From credit cards to home repair, San Francisco companies are attracting new investment

From credit cards to home repair, San Francisco companies are attracting new investmentPhoto: Fleetsmith/Facebook
Hoodline
Published on April 23, 2019

San Francisco-based credit card company Brex has secured $100 million in debt financing, according to company database Crunchbase, topping the city’s recent funding headlines. The cash infusion was announced April 16 and financed by Barclays Investment Bank.

According to its Crunchbase profile, "Brex is rebuilding B2B financial products, starting with a corporate credit card for technology companies. They help startups of all sizes (from recently incorporated to later-stage companies) instantly get a credit card that has 20x higher limits, completely automates expense management, kills receipt tracking and magically integrates with their accounting systems. Brex was founded by Henrique Dubugras and Pedro Franceschi, two engineers who previously founded Pagar.me, one of the largest payment processors in Brazil with over $1.5 billion in GMV."

The two-year-old startup has raised four previous funding rounds, including a $125 million Series C round in 2018.

The round brings total funding raised by San Francisco companies in financial services over the past month to $729 million, an increase of $404 million from the month before. The local financial services industry has produced 223 funding rounds over the past year, securing a total of $4.8 billion in venture funding.

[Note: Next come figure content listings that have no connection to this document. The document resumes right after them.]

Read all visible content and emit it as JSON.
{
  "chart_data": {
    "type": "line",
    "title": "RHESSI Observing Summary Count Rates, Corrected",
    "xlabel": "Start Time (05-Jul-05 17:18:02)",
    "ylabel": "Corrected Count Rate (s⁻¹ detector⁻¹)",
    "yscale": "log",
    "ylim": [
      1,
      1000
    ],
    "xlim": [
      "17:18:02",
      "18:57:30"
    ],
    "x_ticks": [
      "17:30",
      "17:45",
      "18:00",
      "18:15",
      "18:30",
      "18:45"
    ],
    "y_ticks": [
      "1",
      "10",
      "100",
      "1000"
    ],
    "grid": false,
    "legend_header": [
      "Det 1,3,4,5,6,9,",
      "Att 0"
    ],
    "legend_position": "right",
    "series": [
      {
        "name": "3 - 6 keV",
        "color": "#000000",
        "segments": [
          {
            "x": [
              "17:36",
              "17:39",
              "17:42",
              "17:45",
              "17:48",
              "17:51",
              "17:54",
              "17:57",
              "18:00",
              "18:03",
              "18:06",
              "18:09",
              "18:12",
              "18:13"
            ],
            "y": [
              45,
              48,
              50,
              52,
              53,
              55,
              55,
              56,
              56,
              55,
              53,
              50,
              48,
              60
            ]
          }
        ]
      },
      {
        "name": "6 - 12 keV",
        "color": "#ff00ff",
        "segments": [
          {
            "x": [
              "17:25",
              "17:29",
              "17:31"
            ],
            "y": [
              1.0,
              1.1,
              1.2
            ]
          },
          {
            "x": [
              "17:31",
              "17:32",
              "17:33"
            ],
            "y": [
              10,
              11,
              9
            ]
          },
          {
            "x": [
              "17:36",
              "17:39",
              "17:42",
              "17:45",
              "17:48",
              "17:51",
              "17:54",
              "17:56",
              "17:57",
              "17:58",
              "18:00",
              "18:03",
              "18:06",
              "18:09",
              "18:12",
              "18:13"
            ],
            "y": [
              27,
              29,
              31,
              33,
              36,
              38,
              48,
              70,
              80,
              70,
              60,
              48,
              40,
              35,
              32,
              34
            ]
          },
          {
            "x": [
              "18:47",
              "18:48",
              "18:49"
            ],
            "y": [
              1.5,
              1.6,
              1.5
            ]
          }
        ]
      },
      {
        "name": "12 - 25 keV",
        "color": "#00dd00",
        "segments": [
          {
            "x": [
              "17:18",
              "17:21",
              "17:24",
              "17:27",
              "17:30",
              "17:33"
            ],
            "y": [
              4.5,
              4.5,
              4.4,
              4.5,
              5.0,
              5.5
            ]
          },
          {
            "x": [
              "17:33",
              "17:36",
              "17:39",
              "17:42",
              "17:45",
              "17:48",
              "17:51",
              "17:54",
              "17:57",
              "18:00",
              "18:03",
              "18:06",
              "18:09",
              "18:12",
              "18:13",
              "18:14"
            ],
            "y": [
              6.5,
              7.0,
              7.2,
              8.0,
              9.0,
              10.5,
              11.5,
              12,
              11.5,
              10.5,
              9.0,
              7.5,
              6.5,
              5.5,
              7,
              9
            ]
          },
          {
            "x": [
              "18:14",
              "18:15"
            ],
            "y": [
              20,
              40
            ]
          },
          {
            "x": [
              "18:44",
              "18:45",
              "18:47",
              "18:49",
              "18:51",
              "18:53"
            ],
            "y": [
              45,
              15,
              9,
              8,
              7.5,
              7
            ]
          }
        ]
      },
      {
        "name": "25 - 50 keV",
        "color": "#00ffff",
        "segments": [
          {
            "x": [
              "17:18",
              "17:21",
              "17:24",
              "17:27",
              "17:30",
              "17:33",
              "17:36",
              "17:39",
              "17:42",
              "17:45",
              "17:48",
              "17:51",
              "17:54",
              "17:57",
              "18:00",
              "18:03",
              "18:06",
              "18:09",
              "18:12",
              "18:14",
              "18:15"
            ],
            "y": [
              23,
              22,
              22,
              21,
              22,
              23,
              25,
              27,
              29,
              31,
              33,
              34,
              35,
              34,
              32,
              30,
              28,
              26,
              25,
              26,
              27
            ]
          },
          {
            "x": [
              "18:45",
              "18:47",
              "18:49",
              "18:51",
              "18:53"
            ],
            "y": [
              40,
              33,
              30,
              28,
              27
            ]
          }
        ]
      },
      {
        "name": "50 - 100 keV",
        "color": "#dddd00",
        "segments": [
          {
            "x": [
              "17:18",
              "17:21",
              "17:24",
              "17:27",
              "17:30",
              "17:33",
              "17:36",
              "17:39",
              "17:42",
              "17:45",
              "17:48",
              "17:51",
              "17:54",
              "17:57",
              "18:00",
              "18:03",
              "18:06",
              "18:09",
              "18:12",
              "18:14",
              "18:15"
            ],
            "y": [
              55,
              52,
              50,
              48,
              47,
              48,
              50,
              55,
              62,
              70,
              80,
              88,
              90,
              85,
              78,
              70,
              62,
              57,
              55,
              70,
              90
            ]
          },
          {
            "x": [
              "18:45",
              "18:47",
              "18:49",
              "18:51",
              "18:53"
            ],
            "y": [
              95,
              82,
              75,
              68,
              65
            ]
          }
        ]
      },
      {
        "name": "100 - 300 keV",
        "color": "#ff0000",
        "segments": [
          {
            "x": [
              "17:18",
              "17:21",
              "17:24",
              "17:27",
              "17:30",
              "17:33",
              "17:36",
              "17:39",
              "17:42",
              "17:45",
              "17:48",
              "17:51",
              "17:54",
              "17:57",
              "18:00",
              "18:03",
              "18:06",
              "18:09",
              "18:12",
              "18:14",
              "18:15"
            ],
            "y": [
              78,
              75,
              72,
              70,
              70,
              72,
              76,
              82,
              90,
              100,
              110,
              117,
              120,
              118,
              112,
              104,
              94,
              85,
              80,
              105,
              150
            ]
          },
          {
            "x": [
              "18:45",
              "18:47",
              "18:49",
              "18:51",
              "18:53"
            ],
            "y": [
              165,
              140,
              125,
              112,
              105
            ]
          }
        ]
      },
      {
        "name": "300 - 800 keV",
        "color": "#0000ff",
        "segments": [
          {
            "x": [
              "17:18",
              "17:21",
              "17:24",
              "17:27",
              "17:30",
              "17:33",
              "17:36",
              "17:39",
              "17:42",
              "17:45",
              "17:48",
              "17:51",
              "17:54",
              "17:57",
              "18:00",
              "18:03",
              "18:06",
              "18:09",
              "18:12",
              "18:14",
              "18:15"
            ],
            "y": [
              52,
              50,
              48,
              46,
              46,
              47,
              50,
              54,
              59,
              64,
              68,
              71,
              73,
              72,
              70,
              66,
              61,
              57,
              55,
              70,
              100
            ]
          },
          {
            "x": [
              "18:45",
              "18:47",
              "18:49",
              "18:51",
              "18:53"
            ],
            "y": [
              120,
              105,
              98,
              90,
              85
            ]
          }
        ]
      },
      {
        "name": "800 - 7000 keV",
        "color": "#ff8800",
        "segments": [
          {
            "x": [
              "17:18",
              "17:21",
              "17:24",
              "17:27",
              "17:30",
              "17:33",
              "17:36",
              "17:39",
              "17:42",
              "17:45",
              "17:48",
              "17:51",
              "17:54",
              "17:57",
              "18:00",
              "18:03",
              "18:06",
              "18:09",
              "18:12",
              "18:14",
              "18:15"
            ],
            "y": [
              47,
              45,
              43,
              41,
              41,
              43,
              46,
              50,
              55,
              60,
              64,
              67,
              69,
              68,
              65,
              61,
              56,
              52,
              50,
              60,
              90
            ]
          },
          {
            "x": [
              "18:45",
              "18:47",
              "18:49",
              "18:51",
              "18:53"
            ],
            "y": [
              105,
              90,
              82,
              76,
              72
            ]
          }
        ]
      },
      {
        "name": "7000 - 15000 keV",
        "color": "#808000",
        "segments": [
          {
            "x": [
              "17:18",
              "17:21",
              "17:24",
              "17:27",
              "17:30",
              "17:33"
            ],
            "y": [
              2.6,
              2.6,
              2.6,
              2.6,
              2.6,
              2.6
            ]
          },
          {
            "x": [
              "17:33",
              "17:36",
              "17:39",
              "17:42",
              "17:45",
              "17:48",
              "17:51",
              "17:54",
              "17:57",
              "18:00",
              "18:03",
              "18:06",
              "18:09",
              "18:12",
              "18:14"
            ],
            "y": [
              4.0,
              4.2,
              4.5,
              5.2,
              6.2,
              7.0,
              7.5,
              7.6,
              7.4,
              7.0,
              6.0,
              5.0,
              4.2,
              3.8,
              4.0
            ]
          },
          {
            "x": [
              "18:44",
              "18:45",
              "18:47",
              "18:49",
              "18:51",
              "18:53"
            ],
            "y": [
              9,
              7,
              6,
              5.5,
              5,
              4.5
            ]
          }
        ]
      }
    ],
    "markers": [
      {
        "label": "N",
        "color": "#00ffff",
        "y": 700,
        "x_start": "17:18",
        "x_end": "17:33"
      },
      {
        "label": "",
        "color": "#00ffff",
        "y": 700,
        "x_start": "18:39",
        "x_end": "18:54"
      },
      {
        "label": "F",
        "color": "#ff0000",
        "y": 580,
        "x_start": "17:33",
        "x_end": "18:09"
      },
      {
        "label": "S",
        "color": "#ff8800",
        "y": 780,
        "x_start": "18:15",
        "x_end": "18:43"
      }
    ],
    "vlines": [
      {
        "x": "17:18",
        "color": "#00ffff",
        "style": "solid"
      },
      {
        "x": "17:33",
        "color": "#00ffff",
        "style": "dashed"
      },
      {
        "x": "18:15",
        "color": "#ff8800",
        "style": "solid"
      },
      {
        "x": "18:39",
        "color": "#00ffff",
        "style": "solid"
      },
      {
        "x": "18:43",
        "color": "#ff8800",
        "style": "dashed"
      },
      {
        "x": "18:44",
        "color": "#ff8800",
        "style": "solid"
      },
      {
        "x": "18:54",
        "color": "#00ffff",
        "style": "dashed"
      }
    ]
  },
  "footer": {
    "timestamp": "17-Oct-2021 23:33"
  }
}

In other local funding news, IT management company Fleetsmith announced a $30 million Series B funding round on April 8, led by Menlo Ventures.

According to Crunchbase, "Fleetsmith helps companies put device management on autopilot by automating new device setup, inventory, patching, and security for their Macs, iPhones, iPads, and Apple TVs. It is trusted by companies like Robinhood, Segment, HackerOne, Clearbit, and more. Fleetsmith is based in San Francisco and backed by Menlo Ventures, Tiger Global Management, Upfront Ventures, and Harrison Metal."

Founded in 2016, the company has raised two previous rounds, including a $7.7 million Series A round in 2018.

Meanwhile, predictive analytics company 6sense raised $27 million in Series C funding, announced on April 16. The round's investors were led by Industry Ventures.

From the company's Crunchbase profile, "6sense is a B2B predictive intelligence engine for marketing and sales. Using its private network of billions of time-sensitive intent interactions, 6sense uncovers net-new prospects at every stage of the funnel and determines which existing prospects are in market to buy. 6sense predicts what products prospects will buy, how much they will buy and when."

6sense last raised Series B funding in 2015.

Also of note, home repair company Super raised $20 million in Series B funding, announced on April 17 and led by Aquiline Technology Growth.

From Crunchbase, "Super is a subscription service that provides care and repair for your home. Become a member and we’ll pay to repair or replace covered appliance and home system breakdowns. Super’s concierge service manages the logistics for all your home service needs."

The company previously raised funding in 2018.

Rounding out the city's recent top local funding events, virtual assistant company Rasa raised $13 million in Series A funding, announced on April 11 and led by Accel.

From Crunchbase, "Rasa is building the standard infrastructure for conversational AI. It develops an open source machine learning tools for developers to create contextual text- and voice-based chatbots and assistants. Rasa has raised $14 million in total funding from Accel, Basis Set Ventures and open source founders such as Ross Mason (MuleSoft), Mitchell Hashimoto (Hashicorp) and Florian Leibert (Mesosphere)."

The company previously raised $1.1 million in seed funding in 2018.